SUMMARY In the study of disease, the polygenic factors that lead to genetic adaptation in species, essentially who will be asymptomatic while under environmental stressors, mostly remain undiscovered. Without a comparative understanding of these unique features by cell type, that evolution has preserved, our efforts to more broadly implement precision medicine will be limited in multiple phenotypes. One of the most promising applications of evolutionary medicine has been the use of divergent animal models to deconstruct and uncover fundamental concepts of biological organization in great detail. The Mexican cavefish, Astyanax mexicanus provides a rapidly growing model system to apply principles of evolutionary medicine to study trait variation. We have implemented a toolbox of genetic tools that allow for functional interrogation of various traits in the Mexican cavefish, but key resources are missing. This model species consists of surface and cavefish populations that possess natural trait differentiation, often displaying genetic adaption associated with environmental change, without impacting health or longevity. The objectives of our studies are to generate three tiers of community requested resources: high-quality surface and cavefish genome assemblies, using powerful single-cell sequencing technology a cell atlas with differentiating gene expression data sets and targeted gene reporter constructs coupled with a spatial understanding of their gene regulatory effects. This compendium of resource data and methodology can serve a large community wishing to test various hypotheses of adaptation in this species and others. Our proposed research objectives are significant in that they will contribute comparative gene networks that reveal novel differences with a growing assemblage of gene candidates for human diseases.

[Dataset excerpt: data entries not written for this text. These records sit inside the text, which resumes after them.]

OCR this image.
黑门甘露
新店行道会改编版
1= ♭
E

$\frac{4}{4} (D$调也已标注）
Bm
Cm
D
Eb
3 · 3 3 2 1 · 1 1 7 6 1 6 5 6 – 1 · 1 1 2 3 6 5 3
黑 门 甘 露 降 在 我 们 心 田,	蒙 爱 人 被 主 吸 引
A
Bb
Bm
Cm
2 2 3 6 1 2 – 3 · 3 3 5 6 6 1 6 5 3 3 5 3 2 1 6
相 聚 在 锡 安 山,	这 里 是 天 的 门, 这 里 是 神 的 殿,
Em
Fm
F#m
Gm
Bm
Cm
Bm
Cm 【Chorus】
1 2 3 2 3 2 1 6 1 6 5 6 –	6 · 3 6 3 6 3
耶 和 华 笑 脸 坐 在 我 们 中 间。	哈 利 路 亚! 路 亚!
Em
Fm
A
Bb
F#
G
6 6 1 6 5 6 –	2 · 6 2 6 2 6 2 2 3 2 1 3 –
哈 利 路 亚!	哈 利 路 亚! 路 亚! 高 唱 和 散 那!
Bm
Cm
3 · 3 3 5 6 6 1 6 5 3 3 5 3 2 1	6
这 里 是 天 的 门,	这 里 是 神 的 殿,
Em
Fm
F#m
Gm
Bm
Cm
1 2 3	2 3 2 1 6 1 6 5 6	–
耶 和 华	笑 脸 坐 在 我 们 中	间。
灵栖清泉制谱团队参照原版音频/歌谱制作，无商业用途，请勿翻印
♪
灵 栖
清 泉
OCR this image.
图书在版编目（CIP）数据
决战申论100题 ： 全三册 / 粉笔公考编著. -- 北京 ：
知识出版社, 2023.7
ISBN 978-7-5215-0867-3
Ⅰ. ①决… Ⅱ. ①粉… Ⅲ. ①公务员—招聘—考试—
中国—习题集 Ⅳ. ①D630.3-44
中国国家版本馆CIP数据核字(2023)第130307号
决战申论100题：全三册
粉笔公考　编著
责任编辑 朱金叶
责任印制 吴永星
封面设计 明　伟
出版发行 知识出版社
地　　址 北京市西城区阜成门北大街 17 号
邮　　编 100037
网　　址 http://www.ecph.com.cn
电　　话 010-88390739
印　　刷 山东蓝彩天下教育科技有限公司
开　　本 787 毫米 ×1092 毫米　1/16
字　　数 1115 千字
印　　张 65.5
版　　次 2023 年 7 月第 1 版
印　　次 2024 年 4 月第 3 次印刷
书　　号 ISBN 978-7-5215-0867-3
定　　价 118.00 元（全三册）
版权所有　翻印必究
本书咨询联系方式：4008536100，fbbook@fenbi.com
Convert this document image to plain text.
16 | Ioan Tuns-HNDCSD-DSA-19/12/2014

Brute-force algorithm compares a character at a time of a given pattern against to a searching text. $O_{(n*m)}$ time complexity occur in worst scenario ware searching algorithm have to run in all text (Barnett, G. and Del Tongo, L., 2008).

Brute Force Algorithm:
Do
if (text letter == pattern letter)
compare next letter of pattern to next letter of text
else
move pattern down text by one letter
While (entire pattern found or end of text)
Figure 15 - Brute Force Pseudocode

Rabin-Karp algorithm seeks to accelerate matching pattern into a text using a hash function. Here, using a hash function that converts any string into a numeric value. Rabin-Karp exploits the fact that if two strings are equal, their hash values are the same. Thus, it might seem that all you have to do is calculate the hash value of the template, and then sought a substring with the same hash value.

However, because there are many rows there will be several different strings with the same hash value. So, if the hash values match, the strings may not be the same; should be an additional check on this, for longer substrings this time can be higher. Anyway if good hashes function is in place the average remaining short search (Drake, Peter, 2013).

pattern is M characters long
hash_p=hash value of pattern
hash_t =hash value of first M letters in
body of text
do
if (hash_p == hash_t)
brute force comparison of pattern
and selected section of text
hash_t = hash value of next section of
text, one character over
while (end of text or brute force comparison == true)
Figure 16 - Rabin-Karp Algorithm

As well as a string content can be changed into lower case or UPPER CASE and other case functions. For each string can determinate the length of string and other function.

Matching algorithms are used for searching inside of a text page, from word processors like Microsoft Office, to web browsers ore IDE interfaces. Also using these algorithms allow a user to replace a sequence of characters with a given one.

总结 在疾病的研究中，多基因因素导致物种的遗传适应，基本上谁都会无症状 而在环境压力下，大多数仍然未被发现。如果没有对这些独特的 细胞类型的特征，进化已经保存下来，我们更广泛地实施精准医学的努力将受到限制 多种表现型。进化医学最有前途的应用之一是使用不同的 动物模型，以解构和揭示生物组织的基本概念非常详细。墨西哥 墨西哥丽脂鲤提供了一个快速生长的模型系统，将进化医学的原理应用于 研究性状变异。我们已经实现了一个遗传工具的工具箱，允许对各种性状进行功能性询问 墨西哥洞穴鱼，但关键资源缺失该模式物种由表层鱼和洞穴鱼种群组成， 具有自然的性状分化，通常表现出与环境变化相关的遗传适应， 影响健康或寿命。我们研究的目标是产生三个层次的社区要求的资源： 高质量的表面和cavefish基因组组装，使用强大的单细胞测序技术， 区分基因表达数据集和靶向基因报告构建体， 基因调控效应这个资源数据和方法的概要可以为希望测试的大型社区提供服务 关于这个物种和其他物种适应环境的各种假说。我们提出的研究目标是重要的，因为它们 将有助于比较基因网络，揭示新的差异与越来越多的基因候选人组合， 人类疾病。